Taken together, these data suggest that 1 in 13 African Americans may be at a substantially increased risk of potentially lethal VAs, most notably DI-TdP, during the COVID-19 pandemic because of the perfect storm of (1) intrinsic genetic susceptibility (ie, p.Ser1103Tyr-SCN5A), (2) modifiable environmental risk factors (eg, electrolyte abnormalities and concurrent QTc-prolonging drug use), and (3) COVID-19–specific risk factors (eg, profound hypoxemia and cytokine storm) (Figure 1). Whether population-specific genetic risk factors such as p.Ser1103Tyr-SCN5A are contributing to the spike in sudden deaths and racial health disparities observed in COVID-19 epicenters remains to be proven, and given the lack of banked DNA in these epicenters, this speculation may not even be testable.

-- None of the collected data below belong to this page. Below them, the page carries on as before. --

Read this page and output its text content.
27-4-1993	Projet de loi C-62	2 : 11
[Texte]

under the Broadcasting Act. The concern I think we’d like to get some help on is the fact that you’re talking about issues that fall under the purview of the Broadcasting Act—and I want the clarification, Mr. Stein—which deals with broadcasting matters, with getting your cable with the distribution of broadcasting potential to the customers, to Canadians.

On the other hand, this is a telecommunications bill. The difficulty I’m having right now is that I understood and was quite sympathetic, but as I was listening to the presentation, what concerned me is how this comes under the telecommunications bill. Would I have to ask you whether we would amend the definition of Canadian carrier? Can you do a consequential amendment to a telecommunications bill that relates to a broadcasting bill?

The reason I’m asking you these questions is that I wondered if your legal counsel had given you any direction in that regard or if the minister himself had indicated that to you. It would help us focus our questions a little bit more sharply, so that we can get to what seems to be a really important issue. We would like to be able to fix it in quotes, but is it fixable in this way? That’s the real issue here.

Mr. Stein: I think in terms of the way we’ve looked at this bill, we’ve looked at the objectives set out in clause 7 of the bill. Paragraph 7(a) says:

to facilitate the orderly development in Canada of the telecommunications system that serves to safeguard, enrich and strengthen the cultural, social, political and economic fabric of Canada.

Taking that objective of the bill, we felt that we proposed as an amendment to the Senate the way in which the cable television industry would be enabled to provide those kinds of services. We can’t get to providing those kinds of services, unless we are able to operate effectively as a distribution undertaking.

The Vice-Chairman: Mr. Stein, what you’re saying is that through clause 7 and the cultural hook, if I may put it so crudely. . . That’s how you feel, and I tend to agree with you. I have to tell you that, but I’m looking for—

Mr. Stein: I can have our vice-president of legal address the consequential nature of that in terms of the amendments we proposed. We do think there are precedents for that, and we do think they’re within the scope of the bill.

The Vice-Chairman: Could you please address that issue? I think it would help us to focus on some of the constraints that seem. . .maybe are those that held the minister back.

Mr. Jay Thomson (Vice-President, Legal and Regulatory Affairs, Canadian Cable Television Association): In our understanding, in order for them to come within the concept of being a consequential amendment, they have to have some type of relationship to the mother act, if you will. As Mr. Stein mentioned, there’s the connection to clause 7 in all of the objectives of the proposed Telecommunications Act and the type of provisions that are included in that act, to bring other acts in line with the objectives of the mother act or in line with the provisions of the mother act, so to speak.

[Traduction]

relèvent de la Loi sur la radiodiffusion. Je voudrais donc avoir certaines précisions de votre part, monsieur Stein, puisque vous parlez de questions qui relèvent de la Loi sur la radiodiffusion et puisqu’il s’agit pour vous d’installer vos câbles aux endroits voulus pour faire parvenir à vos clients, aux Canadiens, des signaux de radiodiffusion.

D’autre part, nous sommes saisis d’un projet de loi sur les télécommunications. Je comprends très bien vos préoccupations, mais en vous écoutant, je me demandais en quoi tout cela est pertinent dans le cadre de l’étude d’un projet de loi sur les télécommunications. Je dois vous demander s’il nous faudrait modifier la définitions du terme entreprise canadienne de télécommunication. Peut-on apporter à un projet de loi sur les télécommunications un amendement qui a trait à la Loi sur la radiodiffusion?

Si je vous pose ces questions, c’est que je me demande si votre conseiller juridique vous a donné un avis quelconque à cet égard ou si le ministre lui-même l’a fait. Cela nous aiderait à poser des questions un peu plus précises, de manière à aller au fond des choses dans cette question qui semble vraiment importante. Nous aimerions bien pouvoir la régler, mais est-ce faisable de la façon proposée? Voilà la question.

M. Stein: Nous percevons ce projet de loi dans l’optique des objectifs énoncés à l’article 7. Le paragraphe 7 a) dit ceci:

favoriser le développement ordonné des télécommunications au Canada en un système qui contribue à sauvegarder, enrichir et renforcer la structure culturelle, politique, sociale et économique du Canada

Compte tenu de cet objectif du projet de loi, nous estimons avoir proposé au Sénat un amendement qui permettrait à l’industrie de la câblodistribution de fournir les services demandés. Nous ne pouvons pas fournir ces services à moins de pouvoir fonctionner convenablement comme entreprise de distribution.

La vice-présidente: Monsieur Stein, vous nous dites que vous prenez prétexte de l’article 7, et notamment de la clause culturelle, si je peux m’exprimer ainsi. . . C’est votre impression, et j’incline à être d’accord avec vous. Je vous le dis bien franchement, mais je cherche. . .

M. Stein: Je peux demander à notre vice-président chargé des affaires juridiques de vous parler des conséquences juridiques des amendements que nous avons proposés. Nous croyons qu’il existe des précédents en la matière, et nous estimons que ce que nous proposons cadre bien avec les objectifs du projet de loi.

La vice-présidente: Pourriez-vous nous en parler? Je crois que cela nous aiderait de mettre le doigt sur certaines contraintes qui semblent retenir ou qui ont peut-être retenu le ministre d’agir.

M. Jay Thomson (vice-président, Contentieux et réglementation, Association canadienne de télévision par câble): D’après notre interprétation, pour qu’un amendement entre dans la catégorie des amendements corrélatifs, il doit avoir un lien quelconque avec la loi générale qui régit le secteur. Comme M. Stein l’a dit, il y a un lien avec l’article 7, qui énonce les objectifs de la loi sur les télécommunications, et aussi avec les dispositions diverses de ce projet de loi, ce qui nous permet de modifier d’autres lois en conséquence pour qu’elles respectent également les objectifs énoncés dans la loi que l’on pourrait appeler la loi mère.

Nevertheless, given the potential for COVID-19 to exacerbate known gene-environment interactions pertaining to the potentially proarrhythmic p.Ser1103Tyr-SCN5A common variant, it seems reasonable (1) to avoid using COVID-19–directed QTc-prolonging drugs (eg, hydroxychloroquine ± azithromycin and lopinavir/ritonavir) unless careful, and preferably personal protective equipment–sparing, cardiac monitoring can be implemented (Figure 2 ) , ; (2) to explore the association between p.Ser1103Tyr-SCN5A and rates of sudden death and COVID-19–related mortality in areas with medical record–linked DNA biobanks (eg, UK Biobank); (3) to investigate further the feasibility of point-of-care p.Ser1103Tyr-SCN5A genetic testing; and (4) to determine the clinical utility of QTc-shortening agents such as late sodium current blockers (eg, mexiletine and lidocaine) and anti-IL-6–targeted therapies (eg, tocilizumab and sarilumab) , to better protect at-risk individuals, especially African Americans in the context of the ongoing COVID-19 pandemic.

Figure 2

Proposed approach to mitigating the risk of DI-TdP/DI-SCD in patients with COVID-19 treated with ≥1 QTc-prolonging drug. The estimated 99th percentile QTc values, derived from otherwise healthy individuals, that place a patient in the “green light” category are <460 ms before puberty, <470 ms in men, and <480 ms in women. We estimate that the baseline QTc assessment will place 90% in the “green light,” 9% in the “yellow light,” and 1% in the “red light” category. No randomized controlled trial data are available to support the clinical efficacy of any of the COVID-19–directed QTc-prolonging drugs despite the Food and Drug Administration’s Emergency Use Approval of hydroxychloroquine. COVID-19 = coronavirus disease 19; CV = cardiovascular; DI-SCD = drug-induced sudden cardiac death; DI-TdP = drug-induced torsades de pointes; ECG = electrocardiogram; QTc = heart rate–corrected QT; SARS-CoV-2 = severe acute respiratory syndrome coronavirus 2; TdP = torsades de pointes. Adapted from Giudicessi et al, with permission. Copyright © Elsevier, 2020.

Conclusion

A potentially pro-arrhythmic common variant, p.Ser1103Tyr-SCN5A, present in 1 out of 13 individuals of African descent has the potential to increase the risk of drug- and hypoxia-induced ventricular arrhythmias/sudden cardiac death and contribute to observed racial health disparities in the COVID-19 pandemic. As such, the use of unproven, QTc-prolonging COVID-19-directed therapies, most notably the combination of hydroxychloroquine and azithromycin, should be limited to settings where careful cardiac monitoring can be implemented (e.g. hospital setting or clinical trial).